First, I want make a few random comments. A few commenters at Dean Dad's have said directly or indirectly that "tenure is all we have." I find that both wrong and sad. I know faculty salaries are often lower than they should be, given the amount of schooling and other preparation the job takes. But there are plenty of other benefits besides tenure that are important: health insurance, child care benefits, tuition remission and benefits for children, generous vacation time (winter and spring breaks, summer) etc. These vary, of course, by institution. Tenure may be an excuse for institutions to not offer better salary and benefits. Instead of saying, "tenure is all we have," maybe faculty should ask themselves what they really want and then ask their administrators for it. Anyone who's been in a job outside of academe (with a few exceptions) knows that the benefits at many academic institutions are much better than you can get in the "real world."

Second random thought. I keep thinking how gendered much of the discussion is. Not only is tenure a "pre-modern" concept, as DD describes it, it relies to a large extent on the "pre-modern" family structure as well, which includes having a wife at home.

Speaking of wives, as a faculty spouse myself, I've been through the tenure ringer, not once, but twice. I've moved to two different places for my husband's job. Moving might still be required even without a tenure system, but it might be possible to imagine treating the job as just a job without the tenure system. There were many days over the 10 years that Mr. Geeky was pursuing tenure when he came home for dinner, then went right back to work. I know many other faculty who didn't even come home for dinner. Besides the physical absence, there was emotional absence as well. Mr. Geeky was pretty good about this, but many aren't. Although I'm not unhappy with the choices we made as a family, the whole tenure process is extraordinarily hard on families, including living separately to forcing much of the household upkeep to the spouse to not even being able to pursue a family in the first place. The problems of work-life balance are not unique to academe, of course, but it presents problems that are often not found in the "regular" workforce, many tolerated in pursuit of the reward of tenure.

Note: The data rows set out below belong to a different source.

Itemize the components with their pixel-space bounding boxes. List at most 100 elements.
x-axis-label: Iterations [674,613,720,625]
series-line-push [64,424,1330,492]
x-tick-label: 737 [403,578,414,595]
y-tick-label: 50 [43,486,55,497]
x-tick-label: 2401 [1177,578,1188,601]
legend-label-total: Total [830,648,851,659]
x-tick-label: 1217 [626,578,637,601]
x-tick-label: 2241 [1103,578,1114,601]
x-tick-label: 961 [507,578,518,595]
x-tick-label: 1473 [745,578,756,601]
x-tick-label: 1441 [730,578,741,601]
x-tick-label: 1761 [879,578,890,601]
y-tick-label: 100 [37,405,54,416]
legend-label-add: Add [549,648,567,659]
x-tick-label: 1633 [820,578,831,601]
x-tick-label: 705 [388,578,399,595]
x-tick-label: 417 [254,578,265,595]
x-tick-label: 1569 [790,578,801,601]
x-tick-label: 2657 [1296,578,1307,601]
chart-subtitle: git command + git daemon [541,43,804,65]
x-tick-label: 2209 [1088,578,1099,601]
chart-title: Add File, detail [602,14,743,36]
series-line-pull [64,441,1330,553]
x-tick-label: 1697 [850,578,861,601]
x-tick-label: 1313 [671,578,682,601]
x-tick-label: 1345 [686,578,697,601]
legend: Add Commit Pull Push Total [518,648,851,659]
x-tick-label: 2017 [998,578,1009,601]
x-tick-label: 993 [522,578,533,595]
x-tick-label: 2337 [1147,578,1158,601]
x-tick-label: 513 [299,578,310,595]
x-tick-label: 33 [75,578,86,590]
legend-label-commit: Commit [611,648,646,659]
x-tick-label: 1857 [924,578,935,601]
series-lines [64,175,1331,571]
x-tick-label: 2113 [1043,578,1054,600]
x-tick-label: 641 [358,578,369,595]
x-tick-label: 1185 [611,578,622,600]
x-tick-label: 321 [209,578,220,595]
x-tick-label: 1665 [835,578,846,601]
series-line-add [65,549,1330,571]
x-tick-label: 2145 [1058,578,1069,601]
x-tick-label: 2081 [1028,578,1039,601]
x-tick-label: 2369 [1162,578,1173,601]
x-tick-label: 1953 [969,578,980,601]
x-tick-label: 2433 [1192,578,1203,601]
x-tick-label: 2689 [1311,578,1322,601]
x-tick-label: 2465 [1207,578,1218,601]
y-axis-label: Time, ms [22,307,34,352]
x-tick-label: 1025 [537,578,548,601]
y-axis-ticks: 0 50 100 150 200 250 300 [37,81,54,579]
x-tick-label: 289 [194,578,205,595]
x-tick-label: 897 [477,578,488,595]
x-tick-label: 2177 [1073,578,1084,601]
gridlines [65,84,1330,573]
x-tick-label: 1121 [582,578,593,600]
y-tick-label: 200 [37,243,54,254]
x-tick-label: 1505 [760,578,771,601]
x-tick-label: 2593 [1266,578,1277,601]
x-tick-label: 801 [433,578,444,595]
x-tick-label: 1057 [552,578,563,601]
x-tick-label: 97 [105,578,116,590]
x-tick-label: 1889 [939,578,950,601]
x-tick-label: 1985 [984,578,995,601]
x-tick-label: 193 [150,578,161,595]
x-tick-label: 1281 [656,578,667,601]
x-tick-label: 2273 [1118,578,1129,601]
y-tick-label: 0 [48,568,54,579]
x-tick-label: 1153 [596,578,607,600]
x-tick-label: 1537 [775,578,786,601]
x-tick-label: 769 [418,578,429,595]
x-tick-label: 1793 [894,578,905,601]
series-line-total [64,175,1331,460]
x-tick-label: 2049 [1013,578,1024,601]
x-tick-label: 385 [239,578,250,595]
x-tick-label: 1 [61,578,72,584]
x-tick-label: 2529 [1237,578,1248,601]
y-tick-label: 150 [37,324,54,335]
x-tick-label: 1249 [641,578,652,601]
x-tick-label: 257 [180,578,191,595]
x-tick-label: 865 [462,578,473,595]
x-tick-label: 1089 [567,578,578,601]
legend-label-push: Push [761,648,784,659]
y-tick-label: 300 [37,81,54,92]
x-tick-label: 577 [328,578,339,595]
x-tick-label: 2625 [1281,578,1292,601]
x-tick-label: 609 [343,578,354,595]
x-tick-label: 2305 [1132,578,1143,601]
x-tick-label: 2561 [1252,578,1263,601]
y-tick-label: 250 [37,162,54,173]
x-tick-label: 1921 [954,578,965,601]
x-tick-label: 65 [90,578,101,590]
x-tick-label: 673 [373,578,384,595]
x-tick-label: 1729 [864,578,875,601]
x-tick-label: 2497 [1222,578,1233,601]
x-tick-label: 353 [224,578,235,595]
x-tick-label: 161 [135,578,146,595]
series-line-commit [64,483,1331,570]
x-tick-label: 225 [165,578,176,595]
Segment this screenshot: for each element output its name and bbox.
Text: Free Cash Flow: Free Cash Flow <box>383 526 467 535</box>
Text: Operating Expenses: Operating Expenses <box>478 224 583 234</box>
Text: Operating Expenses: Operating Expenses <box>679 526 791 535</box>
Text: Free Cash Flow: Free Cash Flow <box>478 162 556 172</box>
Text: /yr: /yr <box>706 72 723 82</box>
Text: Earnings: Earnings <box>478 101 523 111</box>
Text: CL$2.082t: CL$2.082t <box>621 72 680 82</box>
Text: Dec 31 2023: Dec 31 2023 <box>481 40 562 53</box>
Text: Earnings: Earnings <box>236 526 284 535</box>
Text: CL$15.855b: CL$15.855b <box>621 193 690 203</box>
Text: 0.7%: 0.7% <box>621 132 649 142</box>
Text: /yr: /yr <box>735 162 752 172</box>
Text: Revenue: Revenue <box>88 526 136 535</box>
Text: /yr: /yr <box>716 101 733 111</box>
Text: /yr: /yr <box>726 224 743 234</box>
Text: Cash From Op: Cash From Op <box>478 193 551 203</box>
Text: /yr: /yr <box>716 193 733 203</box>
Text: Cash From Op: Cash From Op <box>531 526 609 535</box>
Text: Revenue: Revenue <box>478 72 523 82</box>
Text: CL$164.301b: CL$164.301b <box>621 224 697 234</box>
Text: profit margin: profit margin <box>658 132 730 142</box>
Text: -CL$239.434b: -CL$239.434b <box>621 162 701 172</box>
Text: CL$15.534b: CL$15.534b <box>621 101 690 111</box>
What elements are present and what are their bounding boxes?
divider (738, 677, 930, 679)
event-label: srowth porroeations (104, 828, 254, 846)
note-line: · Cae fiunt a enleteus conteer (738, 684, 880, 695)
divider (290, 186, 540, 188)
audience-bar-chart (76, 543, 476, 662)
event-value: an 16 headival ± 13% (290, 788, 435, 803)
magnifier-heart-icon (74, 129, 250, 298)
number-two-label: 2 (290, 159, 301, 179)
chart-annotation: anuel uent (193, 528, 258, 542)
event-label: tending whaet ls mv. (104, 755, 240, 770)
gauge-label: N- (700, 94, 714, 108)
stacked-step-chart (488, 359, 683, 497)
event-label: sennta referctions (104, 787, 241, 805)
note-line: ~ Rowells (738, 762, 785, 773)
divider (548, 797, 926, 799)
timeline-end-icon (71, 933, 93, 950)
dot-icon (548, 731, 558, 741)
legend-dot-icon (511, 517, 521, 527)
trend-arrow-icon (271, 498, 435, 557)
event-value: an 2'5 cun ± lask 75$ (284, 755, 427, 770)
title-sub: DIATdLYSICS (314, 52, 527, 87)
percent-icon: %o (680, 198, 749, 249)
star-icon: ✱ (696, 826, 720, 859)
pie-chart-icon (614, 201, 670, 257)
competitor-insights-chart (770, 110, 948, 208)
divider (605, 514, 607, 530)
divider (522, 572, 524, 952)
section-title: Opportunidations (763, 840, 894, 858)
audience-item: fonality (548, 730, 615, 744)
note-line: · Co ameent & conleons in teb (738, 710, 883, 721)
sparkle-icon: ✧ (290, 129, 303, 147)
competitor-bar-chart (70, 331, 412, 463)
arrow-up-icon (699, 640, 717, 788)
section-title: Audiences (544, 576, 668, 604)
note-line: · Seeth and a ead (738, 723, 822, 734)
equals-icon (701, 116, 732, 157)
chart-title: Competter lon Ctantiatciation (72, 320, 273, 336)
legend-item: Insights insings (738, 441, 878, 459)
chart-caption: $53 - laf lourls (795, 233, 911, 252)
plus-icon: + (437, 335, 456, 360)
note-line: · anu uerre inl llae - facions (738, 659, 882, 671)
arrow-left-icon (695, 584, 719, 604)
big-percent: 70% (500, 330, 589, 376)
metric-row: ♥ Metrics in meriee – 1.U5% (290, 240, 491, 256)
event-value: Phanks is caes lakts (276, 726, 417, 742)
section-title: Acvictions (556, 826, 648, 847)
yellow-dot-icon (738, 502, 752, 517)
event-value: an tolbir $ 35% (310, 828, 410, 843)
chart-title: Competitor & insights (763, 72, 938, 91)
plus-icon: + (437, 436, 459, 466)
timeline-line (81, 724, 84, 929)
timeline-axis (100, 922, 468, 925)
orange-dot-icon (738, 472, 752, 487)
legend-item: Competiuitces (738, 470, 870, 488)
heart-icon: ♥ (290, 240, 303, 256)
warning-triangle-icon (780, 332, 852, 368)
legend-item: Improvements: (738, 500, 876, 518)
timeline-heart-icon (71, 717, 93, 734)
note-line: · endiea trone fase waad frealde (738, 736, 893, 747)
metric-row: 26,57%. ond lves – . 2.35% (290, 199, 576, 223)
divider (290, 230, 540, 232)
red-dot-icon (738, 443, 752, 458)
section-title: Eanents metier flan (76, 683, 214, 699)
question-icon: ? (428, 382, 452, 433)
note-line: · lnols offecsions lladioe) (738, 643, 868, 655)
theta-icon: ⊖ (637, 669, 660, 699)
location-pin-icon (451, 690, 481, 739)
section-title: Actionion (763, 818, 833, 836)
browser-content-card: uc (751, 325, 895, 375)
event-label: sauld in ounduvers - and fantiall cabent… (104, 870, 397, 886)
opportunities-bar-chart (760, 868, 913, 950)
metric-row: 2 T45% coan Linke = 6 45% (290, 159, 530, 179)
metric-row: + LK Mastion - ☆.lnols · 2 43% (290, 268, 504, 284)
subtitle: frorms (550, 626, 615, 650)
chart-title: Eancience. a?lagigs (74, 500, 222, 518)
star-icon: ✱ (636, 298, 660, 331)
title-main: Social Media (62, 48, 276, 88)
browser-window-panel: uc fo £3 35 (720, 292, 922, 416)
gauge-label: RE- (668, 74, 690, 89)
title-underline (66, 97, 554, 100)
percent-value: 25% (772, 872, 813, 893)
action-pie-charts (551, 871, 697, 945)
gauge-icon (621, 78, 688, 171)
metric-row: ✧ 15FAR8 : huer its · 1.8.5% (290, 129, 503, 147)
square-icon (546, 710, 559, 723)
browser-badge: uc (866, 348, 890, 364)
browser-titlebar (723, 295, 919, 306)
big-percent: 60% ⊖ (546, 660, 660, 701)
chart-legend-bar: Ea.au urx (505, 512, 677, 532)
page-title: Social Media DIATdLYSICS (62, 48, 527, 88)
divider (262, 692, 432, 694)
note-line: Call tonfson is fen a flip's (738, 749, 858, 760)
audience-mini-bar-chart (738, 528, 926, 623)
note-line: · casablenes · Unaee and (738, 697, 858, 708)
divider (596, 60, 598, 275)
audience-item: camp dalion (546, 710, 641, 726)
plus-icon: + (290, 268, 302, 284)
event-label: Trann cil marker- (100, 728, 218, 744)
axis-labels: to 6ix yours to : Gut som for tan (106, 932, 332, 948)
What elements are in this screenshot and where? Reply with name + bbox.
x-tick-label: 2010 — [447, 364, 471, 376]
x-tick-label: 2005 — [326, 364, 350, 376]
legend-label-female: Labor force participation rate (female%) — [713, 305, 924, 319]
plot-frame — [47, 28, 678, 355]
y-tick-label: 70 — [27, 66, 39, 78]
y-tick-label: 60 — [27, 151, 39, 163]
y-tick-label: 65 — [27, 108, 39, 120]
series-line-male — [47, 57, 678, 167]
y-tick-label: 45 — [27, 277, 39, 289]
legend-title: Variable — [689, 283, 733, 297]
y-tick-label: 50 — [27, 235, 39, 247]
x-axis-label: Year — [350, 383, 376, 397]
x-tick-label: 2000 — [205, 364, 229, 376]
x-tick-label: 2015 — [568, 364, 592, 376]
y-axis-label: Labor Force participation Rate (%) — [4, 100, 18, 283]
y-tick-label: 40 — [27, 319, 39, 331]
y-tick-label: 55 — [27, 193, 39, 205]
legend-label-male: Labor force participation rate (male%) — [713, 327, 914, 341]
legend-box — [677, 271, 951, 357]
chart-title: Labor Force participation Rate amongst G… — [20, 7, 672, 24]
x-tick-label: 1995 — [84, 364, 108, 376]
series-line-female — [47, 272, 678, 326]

From the perspective of a staff member, tenure can create tensions between faculty and staff. Tenure often gives faculty a sense of entitlement that causes them to behave badly toward the staff. Staff often don't understand the tenure process and the pressure faculty feel which they may project onto the staff. Most staff think of their jobs as just jobs so they don't get someone who pursues their job as their life. In turn, faculty can't understand why someone would leave or not be available on weekends. Staff don't know how to react to requests that come in at all hours with too little notice. They don't understand the frustration of faculty when they don't respond pronto. Interestingly, there's often not a huge disparity in salary or benefits between faculty and staff, but in privilege. I don't know that getting rid of the tenure system would alleviate these problems, but it might be a step in the right direction.

I think DD is right. We need to move on.